Atherosclerosis is the process of fatty substances, cholesterol, cellular waste products, calcium and fibrin building up in the inner lining of any artery creating plaque, which blocks blood flow through the artery. Where plaque occurs, there may be bleeding into the plaque or the formation of a blood clot on the plaque’s surface. If one of these blocks the entire artery, it results either in a heart attack or stroke. Depending on which blood vessels are blocked, imbalanced cholesterol levels increase the risk of other conditions, such as coronary heart disease and peripheral vascular disease, and have been linked to diabetes and high blood pressure.

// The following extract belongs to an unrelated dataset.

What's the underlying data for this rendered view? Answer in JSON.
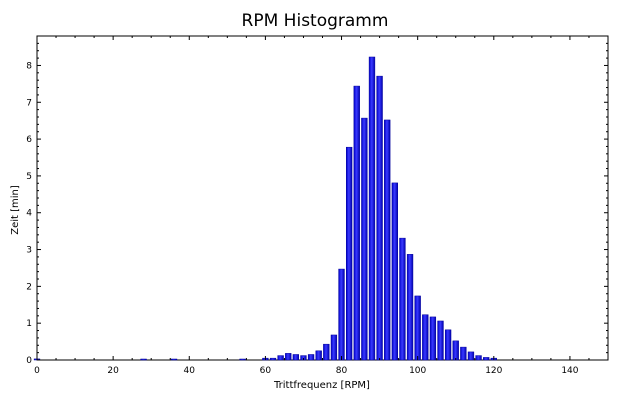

Remember, in most cases, your body will regulate its own cholesterol levels. It’s just when you overwhelm it with dietary cholesterol that your cholesterol levels may become imbalanced, although genetics and other factors may play a role.
So, what should you do to control your cholesterol levels? It is worth noting that cholesterol-lowering drugs are not the best answer to high cholesterol! Making better choices in the food you eat and the life you lead can help you lower your cholesterol naturally.
1. Limit daily consumption of animal products.
Beef, poultry, shellfish, eggs, pork, cheese, milk and butter, and foods made with a high concentration of these, may be supplying your body with too much cholesterol. In addition, deep-fried foods can contribute to dietary cholesterol.
2. exercise moderately and regularly.
Exercise stimulates enzymes that help move cholesterol from the blood to the liver. So, the more you exercise, the more cholesterol your liver recirculates or eliminates. Try to get a minimum of 30 minutes per day of walking, jogging, biking or similar exercise.
3. eat more fiber.
Fruits, vegetables and whole grains contain cholesterol-lowering dietary fiber. Soluble fiber, in particular, acts like a sponge to absorb and eliminate cholesterol.
4. eat more antioxidants.
Free radicals oxidize cholesterol. Antioxidants eliminate free radicals. Therefore, the more antioxidants in your body, the fewer free radicals to oxidize cholesterol. It’s good to know that you don’t have to live with a cholesterol imbalance. Bring your cholesterol back into balance naturally through the right food and lifestyle choices!